Chi è Tammy Abraham?

Ma chi è Tammy Abraham? Può fare bene in Serie A? Scopriamo insieme le sue caratteristiche e carriera.

 

Kevin Oghenetega Tamaraebi Bakumo-Abraham, meglio conosciuto come Tammy Abraham è nato a Londra il 2 ottobre del 1997, è un calciatore inglese con origini nigeriane.

 

Cresce nei settori giovanili del Chelsea, dal 2004 fino al 2015, per esordire tra i professionisti sempre con i blues, il 16 maggio 2016 nella partita di Premier League contro il Liverpool, subentrando al 74º minuto di gioco al posto di Bertrand Traoré.

 

In quella stagione trova solo due presenze e così,  Lee Johnson, l’allenatore del Bristol lo convinse a lasciare Londra per la prima volta per fare esperienza altrove.

 

A 20 anni chiude la sua prima vera stagione da professionista, proprio da Bristol parte la sua scalata. Con 23 goal in 41 partite di Championship. Numeri importanti per un ragazzo così giovane, e lo Swansea decide di puntare su di lui, facendolo diventare titolare, anche lì, protagonista assoluto.

 

Ma la stagione non andò tanto bene e la squadra gallese andò in serie B, e allora il Chelsea ancora proprietario del suo cartellino, lo gira in prestito all’Aston Villa. E qui lui esplode definitivamente.

 

Con la maglia dei Villains un’altra annata da incorniciare, con 26 goal in 40 partite e uno sgarbo al Derby County di Frank Lampard, il cui destino incrocerà a breve.

 

Infatti nella stagione successiva, ritorna alla casa madre, con Lampard che diventa il nuovo tecnico dei Blues nell’estate del 2019 e inizia, nelle intenzioni della società, una nuova era. Con l’ex bandiera del Chelsea i giovani iniziano ad avere più spazio, a partire da Mount e Tomori, e anche Tammy ha le sue chance.

 

In quella stagione brillante, Abraham ha ripagato la fiducia del club con 18 reti complessive.

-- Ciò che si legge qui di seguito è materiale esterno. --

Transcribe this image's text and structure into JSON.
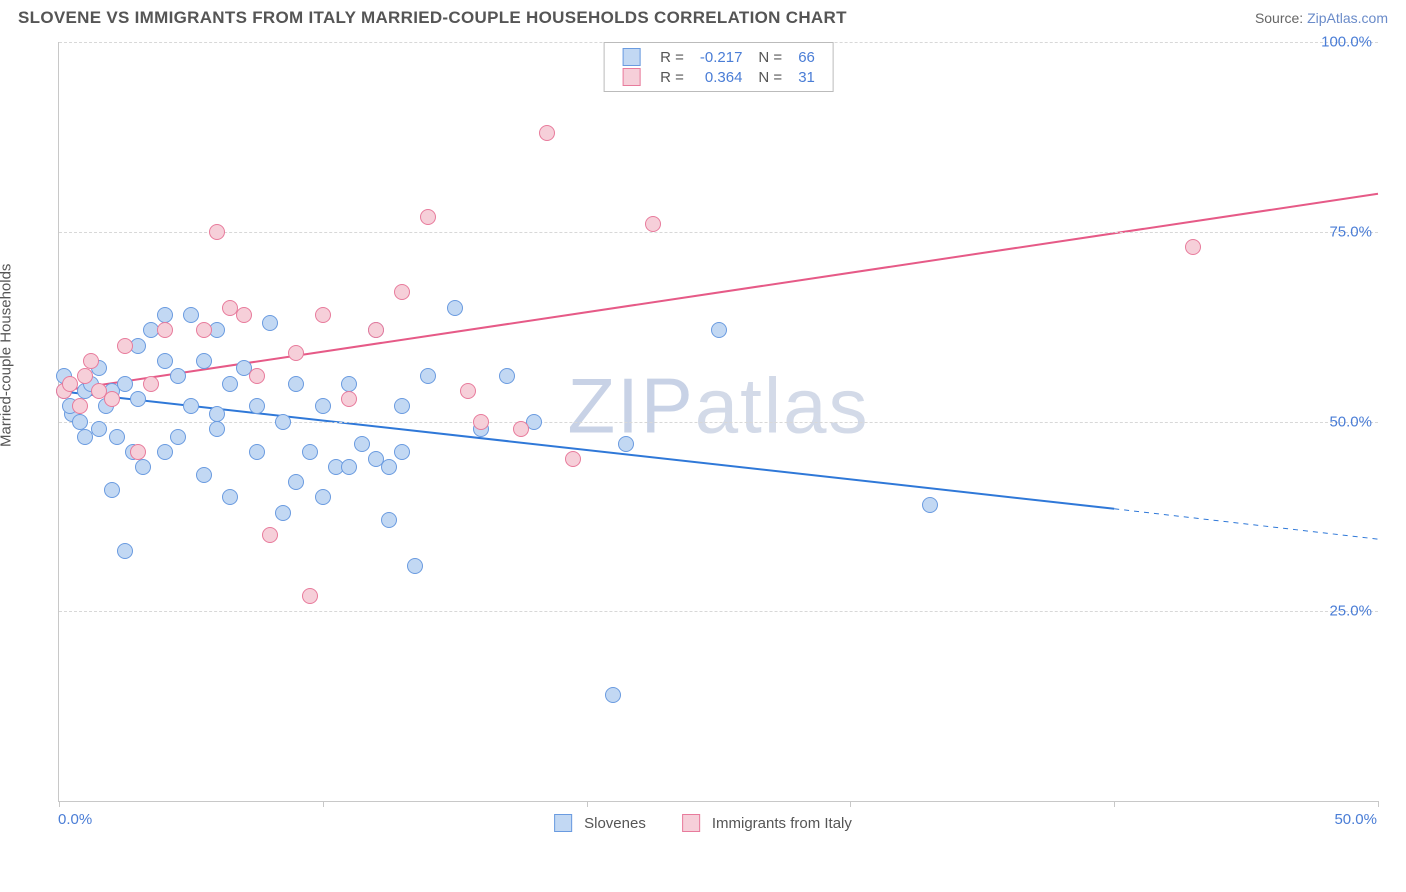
{
  "title": "SLOVENE VS IMMIGRANTS FROM ITALY MARRIED-COUPLE HOUSEHOLDS CORRELATION CHART",
  "source_label": "Source:",
  "source_name": "ZipAtlas.com",
  "watermark": "ZIPatlas",
  "ylabel": "Married-couple Households",
  "chart": {
    "type": "scatter",
    "xlim": [
      0,
      50
    ],
    "ylim": [
      0,
      100
    ],
    "ytick_values": [
      25,
      50,
      75,
      100
    ],
    "ytick_labels": [
      "25.0%",
      "50.0%",
      "75.0%",
      "100.0%"
    ],
    "xtick_labels": [
      "0.0%",
      "50.0%"
    ],
    "grid_style": "dashed",
    "grid_color": "#d8d8d8",
    "axis_color": "#c8c8c8",
    "background_color": "#ffffff",
    "x_tick_positions": [
      0,
      10,
      20,
      30,
      40,
      50
    ],
    "series": [
      {
        "key": "slovenes",
        "label": "Slovenes",
        "marker_fill": "#c2d8f3",
        "marker_stroke": "#6a9be0",
        "marker_radius": 8,
        "line_color": "#2f78d8",
        "line_width": 2,
        "R": "-0.217",
        "N": "66",
        "trend": {
          "x1": 0,
          "y1": 54,
          "x2": 40,
          "y2": 38.5,
          "dash_after_x": 40,
          "x3": 50,
          "y3": 34.5
        },
        "points": [
          [
            0.2,
            54
          ],
          [
            0.2,
            56
          ],
          [
            0.5,
            51
          ],
          [
            0.4,
            52
          ],
          [
            0.8,
            50
          ],
          [
            1.0,
            54
          ],
          [
            1.2,
            55
          ],
          [
            1.0,
            48
          ],
          [
            1.5,
            49
          ],
          [
            1.5,
            57
          ],
          [
            1.8,
            52
          ],
          [
            2.2,
            48
          ],
          [
            2.0,
            54
          ],
          [
            2.5,
            55
          ],
          [
            2.0,
            41
          ],
          [
            2.8,
            46
          ],
          [
            3.0,
            53
          ],
          [
            3.2,
            44
          ],
          [
            3.5,
            62
          ],
          [
            4.0,
            64
          ],
          [
            4.0,
            46
          ],
          [
            4.5,
            48
          ],
          [
            4.5,
            56
          ],
          [
            5.0,
            52
          ],
          [
            5.0,
            64
          ],
          [
            5.5,
            43
          ],
          [
            6.0,
            62
          ],
          [
            6.0,
            51
          ],
          [
            6.5,
            55
          ],
          [
            6.5,
            40
          ],
          [
            7.0,
            57
          ],
          [
            7.5,
            46
          ],
          [
            8.0,
            63
          ],
          [
            8.5,
            38
          ],
          [
            9.0,
            55
          ],
          [
            9.5,
            46
          ],
          [
            10.0,
            52
          ],
          [
            10.0,
            40
          ],
          [
            2.5,
            33
          ],
          [
            11.0,
            55
          ],
          [
            11.5,
            47
          ],
          [
            12.0,
            45
          ],
          [
            12.0,
            62
          ],
          [
            12.5,
            37
          ],
          [
            13.0,
            46
          ],
          [
            13.5,
            31
          ],
          [
            14.0,
            56
          ],
          [
            15.0,
            65
          ],
          [
            16.0,
            49
          ],
          [
            17.0,
            56
          ],
          [
            18.0,
            50
          ],
          [
            21.5,
            47
          ],
          [
            21.0,
            14
          ],
          [
            25.0,
            62
          ],
          [
            33.0,
            39
          ],
          [
            4.0,
            58
          ],
          [
            3.0,
            60
          ],
          [
            5.5,
            58
          ],
          [
            6.0,
            49
          ],
          [
            7.5,
            52
          ],
          [
            8.5,
            50
          ],
          [
            9.0,
            42
          ],
          [
            10.5,
            44
          ],
          [
            13.0,
            52
          ],
          [
            11.0,
            44
          ],
          [
            12.5,
            44
          ]
        ]
      },
      {
        "key": "italy",
        "label": "Immigrants from Italy",
        "marker_fill": "#f6cfd9",
        "marker_stroke": "#e87b9c",
        "marker_radius": 8,
        "line_color": "#e65a87",
        "line_width": 2,
        "R": "0.364",
        "N": "31",
        "trend": {
          "x1": 0,
          "y1": 54,
          "x2": 50,
          "y2": 80,
          "dash_after_x": 50
        },
        "points": [
          [
            0.2,
            54
          ],
          [
            0.4,
            55
          ],
          [
            0.8,
            52
          ],
          [
            1.0,
            56
          ],
          [
            1.2,
            58
          ],
          [
            1.5,
            54
          ],
          [
            2.0,
            53
          ],
          [
            2.5,
            60
          ],
          [
            3.0,
            46
          ],
          [
            3.5,
            55
          ],
          [
            4.0,
            62
          ],
          [
            5.5,
            62
          ],
          [
            6.0,
            75
          ],
          [
            6.5,
            65
          ],
          [
            7.0,
            64
          ],
          [
            7.5,
            56
          ],
          [
            8.0,
            35
          ],
          [
            9.0,
            59
          ],
          [
            9.5,
            27
          ],
          [
            10.0,
            64
          ],
          [
            11.0,
            53
          ],
          [
            12.0,
            62
          ],
          [
            13.0,
            67
          ],
          [
            14.0,
            77
          ],
          [
            15.5,
            54
          ],
          [
            16.0,
            50
          ],
          [
            17.5,
            49
          ],
          [
            18.5,
            88
          ],
          [
            19.5,
            45
          ],
          [
            22.5,
            76
          ],
          [
            43.0,
            73
          ]
        ]
      }
    ],
    "legend_top": {
      "columns": [
        "R",
        "N"
      ]
    },
    "legend_bottom_labels": [
      "Slovenes",
      "Immigrants from Italy"
    ]
  },
  "colors": {
    "title": "#555555",
    "axis_label": "#555555",
    "tick_label": "#4a7dd6",
    "source_link": "#6a8bc9"
  }
}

Ma dall’arrivo di Thomas Tuchel in panchina, ha avuto come principale conseguenza un netto calo di utilizzo di Abraham.

 

Alto 190 centimetri, fisico longilineo, Abraham gioca tradizionalmente da punta centrale per via delle sue lunghe leve e del fisico robusto. Ma è anche un attaccante molto rapido e reattivo, con una discreta tecnica, che gli consente di essere impiegato all’occorrenza anche da esterno offensivo.

 

In campo aperto è incontenibile e ha un ottimo fiuto per il gol. 

 

Nell’uno contro uno è difficilmente arginabile, per fermarlo è sempre obbligatorio un raddoppio di marcatura.

 

La sua imprevedibilità disorienta i marcatori che non sanno mai se andrà dritto sul fondo per un cross o punterà di prepotenza verso la porta avversaria. In possesso di buone doti balistiche, sa rendersi pericoloso da ogni distanza.

 

Potrebbe fare molto bene in serie A, ha tutte le qualità necessarie e una grande possibilità di crescita. 

 

Potrebbe fare anche una grossa plusvalenza nel tempo, perché se cresce bene, imparando i movimenti e tatticismi italiani, potrebbe diventare tra i più forti al mondo.